Published on: January 20, 2022
CONCEPT CHECK : PACIFIC RING OF FIRE
- Also called as Pacific rim, Circum-Pacific Belt
- Area along the Pacific Ocean that is characterised by active volcanoes and frequent earthquakes.
- Home to about 75 per cent of the world’s volcanoes – more than 450 volcanoes
- 90 per cent of the world’s earthquakes occur here.
- Length is over 40,000 kilometres and traces from New Zealand clockwise
- Almost circular arc covering Tonga, Kermadec Islands, Indonesia, moving up to the Philippines, Japan, and stretching eastward to the Aleutian Islands, then southward along the western coast of North America and South America.
- The area is along several tectonic plates including the Pacific plate, Philippine Plate, Juan de Fuca plate, Cocos plate, Nazca plate, and North American plate.
- The movement of these plates or tectonic activity makes the area witness abundant earthquakes and tsunamis every year.

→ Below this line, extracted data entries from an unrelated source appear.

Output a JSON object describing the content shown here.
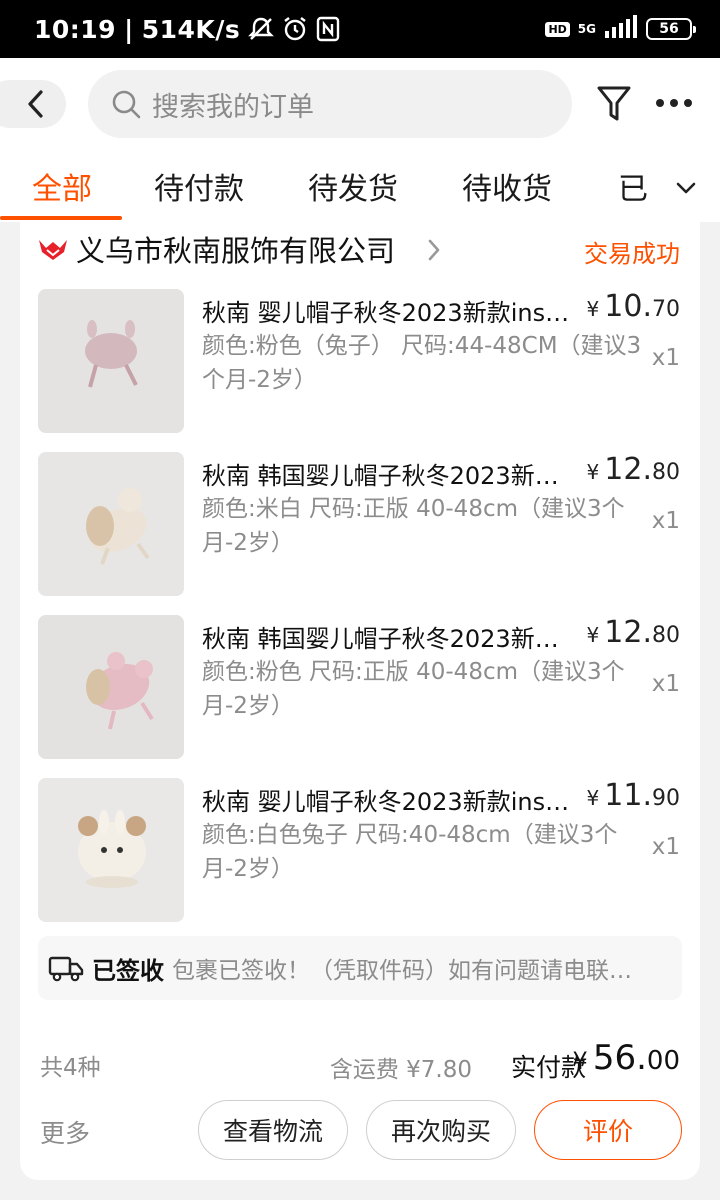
{
  "status_bar": {
    "time": "10:19",
    "speed": "514K/s",
    "network": "5G",
    "battery": "56"
  },
  "header": {
    "search_placeholder": "搜索我的订单"
  },
  "tabs": [
    {
      "label": "全部",
      "active": true
    },
    {
      "label": "待付款"
    },
    {
      "label": "待发货"
    },
    {
      "label": "待收货"
    },
    {
      "label": "已"
    }
  ],
  "order": {
    "shop_name": "义乌市秋南服饰有限公司",
    "status": "交易成功",
    "items": [
      {
        "title": "秋南 婴儿帽子秋冬2023新款ins…",
        "sku": "颜色:粉色（兔子） 尺码:44-48CM（建议3个月-2岁）",
        "price_yen": "¥",
        "price_int": "10.",
        "price_dec": "70",
        "qty": "x1"
      },
      {
        "title": "秋南 韩国婴儿帽子秋冬2023新…",
        "sku": "颜色:米白 尺码:正版 40-48cm（建议3个月-2岁）",
        "price_yen": "¥",
        "price_int": "12.",
        "price_dec": "80",
        "qty": "x1"
      },
      {
        "title": "秋南 韩国婴儿帽子秋冬2023新…",
        "sku": "颜色:粉色 尺码:正版 40-48cm（建议3个月-2岁）",
        "price_yen": "¥",
        "price_int": "12.",
        "price_dec": "80",
        "qty": "x1"
      },
      {
        "title": "秋南 婴儿帽子秋冬2023新款ins…",
        "sku": "颜色:白色兔子 尺码:40-48cm（建议3个月-2岁）",
        "price_yen": "¥",
        "price_int": "11.",
        "price_dec": "90",
        "qty": "x1"
      }
    ],
    "logistics": {
      "title": "已签收",
      "text": "包裹已签收！（凭取件码）如有问题请电联…"
    },
    "summary": {
      "count": "共4种",
      "shipping": "含运费 ¥7.80",
      "paid_label": "实付款",
      "paid_yen": "¥",
      "paid_int": "56.",
      "paid_dec": "00"
    },
    "actions": {
      "more": "更多",
      "logistics_btn": "查看物流",
      "rebuy_btn": "再次购买",
      "review_btn": "评价"
    }
  },
  "colors": {
    "accent": "#ff5000",
    "muted_text": "#8c8c8c",
    "page_bg": "#f2f2f2"
  },
  "icons": [
    "back-arrow-icon",
    "search-icon",
    "filter-icon",
    "more-dots-icon",
    "chevron-down-icon",
    "shop-logo-icon",
    "chevron-right-icon",
    "truck-icon",
    "mute-icon",
    "alarm-icon",
    "nfc-icon",
    "signal-icon",
    "battery-icon"
  ]
}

- Volcanic arcs and oceanic trenches partly encircling the Pacific Basin form the so-called Ring of Fire. The trenches are shown in blue-green. The volcanic island arcs, although not labelled, are parallel to, and always landward of, the trenches. For example, the island arc associated with the Aleutian Trench is represented by the long chain of volcanoes that make up the Aleutian Islands.
- Along much of the Ring of Fire, tectonic plates move towards each other creating subduction zones. One plate gets pushed down or is subducted by the other plate. This is a very slow process – a movement of just one or two inches per year. As this subduction happens, rocks melt, become magma and move to Earth’s surface and cause volcanic activity.